Rs 6500 is to be divided among A, B and C so that after A spends 90% of his share, B spends 75% of her share and C spends 60% of his share, their remaining savings are in the ratio 3 : 5 : 6. What are the respective shares of A, B and C?

Introduction / Context:
This problem involves reverse working from final savings back to original shares when different spending percentages are applied. It combines ratio, percentage and linear equations in a practical money distribution context, which is common in aptitude exams.

Given Data / Assumptions:

• Total amount to be divided = Rs 6500.
• A spends 90% of his share, so he saves 10%.
• B spends 75% of her share, so she saves 25%.
• C spends 60% of his share, so he saves 40%.
• Their savings are in the ratio 3 : 5 : 6.
• We must find the original shares of A, B and C.

Concept / Approach:
Let the savings of A, B and C be 3k, 5k and 6k for some k. Relate these savings back to their original shares by using the percentage of saving for each person. Then use the fact that the sum of the original shares equals 6500 to determine k and hence each share. This is a standard method for such reverse percentage problems.

Step-by-Step Solution:
Step 1: Let savings of A, B and C be 3k, 5k and 6k. Step 2: A saves 10% of his share. So 0.10 * share of A = 3k, giving share of A = 3k / 0.10 = 30k. Step 3: B saves 25% of her share. So 0.25 * share of B = 5k, giving share of B = 5k / 0.25 = 20k. Step 4: C saves 40% of his share. So 0.40 * share of C = 6k, giving share of C = 6k / 0.40 = 15k. Step 5: Total of all shares = share of A + share of B + share of C = 30k + 20k + 15k = 65k. Step 6: It is given that the total is Rs 6500, so 65k = 6500. Step 7: Therefore k = 6500 / 65 = 100. Step 8: Share of A = 30k = 30 * 100 = Rs 3000. Step 9: Share of B = 20k = 20 * 100 = Rs 2000. Step 10: Share of C = 15k = 15 * 100 = Rs 1500.

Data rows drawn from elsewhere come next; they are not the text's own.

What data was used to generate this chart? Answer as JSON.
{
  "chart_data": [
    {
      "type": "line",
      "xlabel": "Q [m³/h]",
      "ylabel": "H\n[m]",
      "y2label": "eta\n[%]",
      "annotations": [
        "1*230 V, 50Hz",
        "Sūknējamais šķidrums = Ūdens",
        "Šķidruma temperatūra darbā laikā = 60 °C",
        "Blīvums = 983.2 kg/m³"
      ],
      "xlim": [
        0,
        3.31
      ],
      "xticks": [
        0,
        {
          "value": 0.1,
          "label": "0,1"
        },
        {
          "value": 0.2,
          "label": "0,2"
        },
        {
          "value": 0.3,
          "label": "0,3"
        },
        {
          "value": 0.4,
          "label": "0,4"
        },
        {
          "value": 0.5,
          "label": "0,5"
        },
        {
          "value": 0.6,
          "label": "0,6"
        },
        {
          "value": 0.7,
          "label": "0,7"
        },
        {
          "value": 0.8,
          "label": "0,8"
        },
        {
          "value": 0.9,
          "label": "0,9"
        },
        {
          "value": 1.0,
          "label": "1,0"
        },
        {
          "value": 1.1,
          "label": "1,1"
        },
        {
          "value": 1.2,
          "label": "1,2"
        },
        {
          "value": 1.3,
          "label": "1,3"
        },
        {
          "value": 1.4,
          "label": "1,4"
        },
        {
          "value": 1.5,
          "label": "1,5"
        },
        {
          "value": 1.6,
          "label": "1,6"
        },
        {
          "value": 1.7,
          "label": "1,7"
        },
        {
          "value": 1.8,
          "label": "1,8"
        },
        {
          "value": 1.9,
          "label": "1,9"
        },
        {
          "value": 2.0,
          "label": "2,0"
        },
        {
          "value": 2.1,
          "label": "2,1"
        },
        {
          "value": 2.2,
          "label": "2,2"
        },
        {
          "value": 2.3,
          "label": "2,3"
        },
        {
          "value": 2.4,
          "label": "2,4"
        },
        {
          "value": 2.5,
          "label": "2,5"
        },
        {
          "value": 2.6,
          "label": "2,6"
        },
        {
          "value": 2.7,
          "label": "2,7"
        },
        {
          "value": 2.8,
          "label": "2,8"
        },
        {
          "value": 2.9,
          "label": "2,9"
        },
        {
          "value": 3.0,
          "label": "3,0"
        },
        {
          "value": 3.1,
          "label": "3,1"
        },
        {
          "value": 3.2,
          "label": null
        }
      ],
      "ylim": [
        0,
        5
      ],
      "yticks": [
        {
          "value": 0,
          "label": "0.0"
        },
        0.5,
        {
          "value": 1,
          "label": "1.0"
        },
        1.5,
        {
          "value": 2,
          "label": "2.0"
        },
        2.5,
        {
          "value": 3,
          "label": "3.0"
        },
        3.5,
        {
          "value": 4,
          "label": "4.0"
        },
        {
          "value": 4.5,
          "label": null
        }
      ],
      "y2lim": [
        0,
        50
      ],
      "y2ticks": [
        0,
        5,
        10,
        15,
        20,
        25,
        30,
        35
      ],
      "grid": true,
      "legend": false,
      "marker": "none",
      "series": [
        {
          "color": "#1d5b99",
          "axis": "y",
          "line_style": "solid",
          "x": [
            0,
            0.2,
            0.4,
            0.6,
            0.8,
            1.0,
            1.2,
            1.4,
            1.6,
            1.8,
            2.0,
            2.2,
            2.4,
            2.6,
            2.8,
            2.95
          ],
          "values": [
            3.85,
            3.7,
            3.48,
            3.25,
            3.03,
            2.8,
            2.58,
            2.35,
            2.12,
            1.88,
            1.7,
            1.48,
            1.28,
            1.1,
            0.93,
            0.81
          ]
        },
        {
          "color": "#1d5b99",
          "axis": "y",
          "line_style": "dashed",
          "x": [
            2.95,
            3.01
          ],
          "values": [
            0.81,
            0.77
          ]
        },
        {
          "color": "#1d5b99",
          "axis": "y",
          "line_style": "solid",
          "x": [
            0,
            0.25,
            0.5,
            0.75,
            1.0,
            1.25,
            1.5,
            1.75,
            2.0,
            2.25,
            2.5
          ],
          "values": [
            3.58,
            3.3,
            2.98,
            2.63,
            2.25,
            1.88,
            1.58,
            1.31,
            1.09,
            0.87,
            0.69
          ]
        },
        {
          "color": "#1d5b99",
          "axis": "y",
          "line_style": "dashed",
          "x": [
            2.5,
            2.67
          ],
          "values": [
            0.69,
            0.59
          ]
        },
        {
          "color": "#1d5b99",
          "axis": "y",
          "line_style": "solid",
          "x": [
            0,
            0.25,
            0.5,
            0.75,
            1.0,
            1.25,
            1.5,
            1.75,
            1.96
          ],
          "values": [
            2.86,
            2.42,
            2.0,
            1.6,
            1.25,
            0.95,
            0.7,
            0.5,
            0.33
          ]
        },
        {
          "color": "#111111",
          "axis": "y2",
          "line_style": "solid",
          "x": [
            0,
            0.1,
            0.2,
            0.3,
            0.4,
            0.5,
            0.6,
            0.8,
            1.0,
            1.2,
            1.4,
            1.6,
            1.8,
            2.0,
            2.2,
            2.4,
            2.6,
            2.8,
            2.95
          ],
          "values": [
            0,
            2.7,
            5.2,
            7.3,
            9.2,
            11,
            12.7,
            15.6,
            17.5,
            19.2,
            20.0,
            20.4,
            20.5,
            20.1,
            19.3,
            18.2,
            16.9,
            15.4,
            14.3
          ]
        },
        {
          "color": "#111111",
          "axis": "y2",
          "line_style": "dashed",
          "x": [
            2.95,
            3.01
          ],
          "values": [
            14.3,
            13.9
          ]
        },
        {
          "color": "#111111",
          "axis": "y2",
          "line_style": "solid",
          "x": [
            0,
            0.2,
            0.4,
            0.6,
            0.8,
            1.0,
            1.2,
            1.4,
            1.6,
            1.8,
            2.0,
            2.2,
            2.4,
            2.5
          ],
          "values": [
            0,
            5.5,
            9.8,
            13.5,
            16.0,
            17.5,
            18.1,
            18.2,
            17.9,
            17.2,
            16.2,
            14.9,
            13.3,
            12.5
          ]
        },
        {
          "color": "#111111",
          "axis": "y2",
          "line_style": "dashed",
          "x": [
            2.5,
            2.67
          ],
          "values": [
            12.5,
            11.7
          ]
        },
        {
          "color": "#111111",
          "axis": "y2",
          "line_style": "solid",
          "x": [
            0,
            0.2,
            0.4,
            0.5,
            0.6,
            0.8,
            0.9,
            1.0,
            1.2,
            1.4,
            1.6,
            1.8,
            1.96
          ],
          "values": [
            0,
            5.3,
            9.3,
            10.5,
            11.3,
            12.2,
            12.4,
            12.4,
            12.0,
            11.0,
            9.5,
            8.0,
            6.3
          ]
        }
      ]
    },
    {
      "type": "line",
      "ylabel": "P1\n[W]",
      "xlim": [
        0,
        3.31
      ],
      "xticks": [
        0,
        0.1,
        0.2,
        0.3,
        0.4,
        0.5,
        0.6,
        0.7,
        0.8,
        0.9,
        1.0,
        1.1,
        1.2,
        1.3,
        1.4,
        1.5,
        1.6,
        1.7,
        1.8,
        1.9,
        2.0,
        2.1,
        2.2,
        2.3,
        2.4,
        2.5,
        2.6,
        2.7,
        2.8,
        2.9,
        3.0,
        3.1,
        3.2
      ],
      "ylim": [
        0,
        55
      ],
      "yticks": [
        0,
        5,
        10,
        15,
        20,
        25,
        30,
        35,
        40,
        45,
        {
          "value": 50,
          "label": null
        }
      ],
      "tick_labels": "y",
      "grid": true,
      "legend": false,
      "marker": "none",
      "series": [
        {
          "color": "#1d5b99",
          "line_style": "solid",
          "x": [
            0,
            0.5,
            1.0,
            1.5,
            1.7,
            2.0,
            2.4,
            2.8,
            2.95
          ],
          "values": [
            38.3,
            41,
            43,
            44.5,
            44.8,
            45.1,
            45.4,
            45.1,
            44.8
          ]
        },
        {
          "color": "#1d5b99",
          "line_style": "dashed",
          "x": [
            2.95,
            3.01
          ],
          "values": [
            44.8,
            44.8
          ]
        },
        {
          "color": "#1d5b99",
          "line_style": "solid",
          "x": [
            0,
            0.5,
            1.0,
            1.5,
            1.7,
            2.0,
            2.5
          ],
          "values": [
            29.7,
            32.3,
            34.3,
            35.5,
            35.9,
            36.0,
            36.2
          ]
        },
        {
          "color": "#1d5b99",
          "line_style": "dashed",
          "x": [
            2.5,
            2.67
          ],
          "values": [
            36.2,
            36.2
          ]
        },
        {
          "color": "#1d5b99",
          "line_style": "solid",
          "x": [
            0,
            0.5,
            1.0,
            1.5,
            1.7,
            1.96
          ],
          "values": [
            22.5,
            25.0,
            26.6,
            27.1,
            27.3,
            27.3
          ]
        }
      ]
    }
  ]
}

Verification / Alternative check:
Compute savings from these shares. A saves 10% of 3000 = 300. B saves 25% of 2000 = 500. C saves 40% of 1500 = 600. Savings ratio is 300 : 500 : 600. Dividing by 100 gives 3 : 5 : 6, exactly as required. Sum of shares 3000 + 2000 + 1500 is 6500, matching the total amount. Thisdouble check confirms the shares are correct.

Why Other Options Are Wrong:
Other combinations such as A = 1000, B = 2000, C = 1500 do not satisfy both the total Rs 6500 and the required savings ratio when the spending percentages are applied. At least one of the constraints will fail for each incorrect option, especially the precise 3 : 5 : 6 savings ratio.

Common Pitfalls:
Some learners confuse spending percentage with saving percentage, using 90% as the saving for A instead of 10%. Another common mistake is to allocate the 3 : 5 : 6 ratio directly to the shares instead of to the savings. It is important to read carefully that the ratio applies to savings after different spending percentages, not to the original amounts themselves.

Final Answer:
The shares are A = Rs 3000, B = Rs 2000 and C = Rs 1500.